The first advertisement I found was for a Detour protein bar. The picture on the left is a heavier woman holding a candy bar. The female on the right is a skinny beautiful woman holding a protein candy bar. The advertisement says, "There's candy bars and there's PROTIEN candy bars". I think the implied message in this advertisement is saying that if you eat candy bars you will look like the woman on the left or if men eat candy bars they will have to date women that look like the one on the left. But if you eat the Detour Protein bar you will look like the woman on the right or for a man date women that look like her. This ad is a perfect example of gender representation in advertisements because it is using a skinny, white, blonde woman that men desire to have and that women might desire to look like.
Advertisement sells way more than just the product; it sells gender identity, cultural representations and sexuality. Some ads can target men’s physical ability to have a muscular body and a full, thick, head of head. While others interpret the message that women are just not good enough, that there is something wrong with their hair, appearance or dress attire. In order to be a good advertisement the ad must be able to persuade the audience in two ways. First, it should be able to convince them into thinking that they NEED that product. Next, it must have a solution. If an ad can do both of those things, the public is usually hooked.
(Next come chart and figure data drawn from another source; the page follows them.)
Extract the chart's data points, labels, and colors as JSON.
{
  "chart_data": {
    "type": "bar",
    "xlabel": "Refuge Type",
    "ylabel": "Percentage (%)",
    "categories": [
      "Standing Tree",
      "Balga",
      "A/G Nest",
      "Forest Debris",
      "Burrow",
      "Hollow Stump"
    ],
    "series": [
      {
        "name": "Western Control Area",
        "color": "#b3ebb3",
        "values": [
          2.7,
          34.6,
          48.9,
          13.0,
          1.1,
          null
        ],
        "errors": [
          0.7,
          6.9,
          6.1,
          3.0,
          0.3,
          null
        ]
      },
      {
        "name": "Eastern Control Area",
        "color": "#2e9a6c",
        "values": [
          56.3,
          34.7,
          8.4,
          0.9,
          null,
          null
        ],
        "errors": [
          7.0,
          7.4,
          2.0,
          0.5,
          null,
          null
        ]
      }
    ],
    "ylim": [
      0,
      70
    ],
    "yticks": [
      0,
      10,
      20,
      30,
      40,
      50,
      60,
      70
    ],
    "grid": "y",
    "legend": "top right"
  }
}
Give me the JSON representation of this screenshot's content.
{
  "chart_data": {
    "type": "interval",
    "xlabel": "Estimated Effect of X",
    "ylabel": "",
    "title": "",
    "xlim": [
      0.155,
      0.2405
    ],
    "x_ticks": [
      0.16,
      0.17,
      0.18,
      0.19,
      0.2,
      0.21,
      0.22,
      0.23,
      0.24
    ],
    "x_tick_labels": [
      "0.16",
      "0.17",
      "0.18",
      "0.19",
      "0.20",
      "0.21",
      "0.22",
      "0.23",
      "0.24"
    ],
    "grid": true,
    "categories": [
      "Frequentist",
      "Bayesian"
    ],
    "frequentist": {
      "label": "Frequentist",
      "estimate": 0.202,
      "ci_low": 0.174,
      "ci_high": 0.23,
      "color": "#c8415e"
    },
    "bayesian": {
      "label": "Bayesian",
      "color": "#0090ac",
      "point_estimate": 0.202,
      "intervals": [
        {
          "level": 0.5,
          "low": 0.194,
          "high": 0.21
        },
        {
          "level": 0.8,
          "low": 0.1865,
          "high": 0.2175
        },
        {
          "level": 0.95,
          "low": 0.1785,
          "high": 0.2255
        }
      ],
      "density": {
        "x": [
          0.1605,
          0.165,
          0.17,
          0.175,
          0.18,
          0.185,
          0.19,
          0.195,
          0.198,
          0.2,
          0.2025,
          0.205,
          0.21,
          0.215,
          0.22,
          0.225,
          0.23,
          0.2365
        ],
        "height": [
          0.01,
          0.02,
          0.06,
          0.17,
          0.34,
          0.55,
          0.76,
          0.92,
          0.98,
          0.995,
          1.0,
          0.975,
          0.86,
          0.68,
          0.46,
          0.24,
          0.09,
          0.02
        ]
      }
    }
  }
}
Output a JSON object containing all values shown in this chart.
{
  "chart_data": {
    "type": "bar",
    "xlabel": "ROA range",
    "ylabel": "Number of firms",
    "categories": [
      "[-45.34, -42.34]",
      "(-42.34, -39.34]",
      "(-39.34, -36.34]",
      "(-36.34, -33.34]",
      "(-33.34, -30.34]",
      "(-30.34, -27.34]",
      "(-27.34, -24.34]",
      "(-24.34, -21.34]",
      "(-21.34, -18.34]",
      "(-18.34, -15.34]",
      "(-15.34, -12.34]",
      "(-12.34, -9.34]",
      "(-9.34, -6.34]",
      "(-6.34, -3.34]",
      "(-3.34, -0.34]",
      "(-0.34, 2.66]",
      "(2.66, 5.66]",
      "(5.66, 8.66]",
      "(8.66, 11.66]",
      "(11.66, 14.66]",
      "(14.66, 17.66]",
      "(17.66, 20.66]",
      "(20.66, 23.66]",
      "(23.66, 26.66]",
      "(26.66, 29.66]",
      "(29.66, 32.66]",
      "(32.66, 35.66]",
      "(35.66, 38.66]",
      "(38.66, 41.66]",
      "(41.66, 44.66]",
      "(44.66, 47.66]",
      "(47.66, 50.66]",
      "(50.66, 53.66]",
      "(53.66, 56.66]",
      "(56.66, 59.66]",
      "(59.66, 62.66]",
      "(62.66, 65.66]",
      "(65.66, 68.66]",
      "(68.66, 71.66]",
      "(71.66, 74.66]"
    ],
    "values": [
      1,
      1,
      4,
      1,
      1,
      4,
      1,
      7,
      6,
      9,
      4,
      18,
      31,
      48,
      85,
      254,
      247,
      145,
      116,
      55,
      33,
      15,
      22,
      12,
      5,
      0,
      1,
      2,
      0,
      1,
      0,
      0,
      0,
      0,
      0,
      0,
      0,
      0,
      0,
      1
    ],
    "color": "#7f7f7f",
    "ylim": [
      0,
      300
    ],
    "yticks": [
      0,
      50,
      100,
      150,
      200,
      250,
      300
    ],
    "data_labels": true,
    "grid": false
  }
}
The second advertisement I found was a video ad for Ax body spray. The commercial starts off with a beautiful woman in her bikini barbarically running through an island and sniffing the air. Then, more and more women join the her in running through the island while other are frantically swimming to the ocean, all to get to a man standing on the beach spraying himself with Ax body spray. This advertisement gives the idea that a male uses Ax body spray you will have billions of beautiful women chasing after him.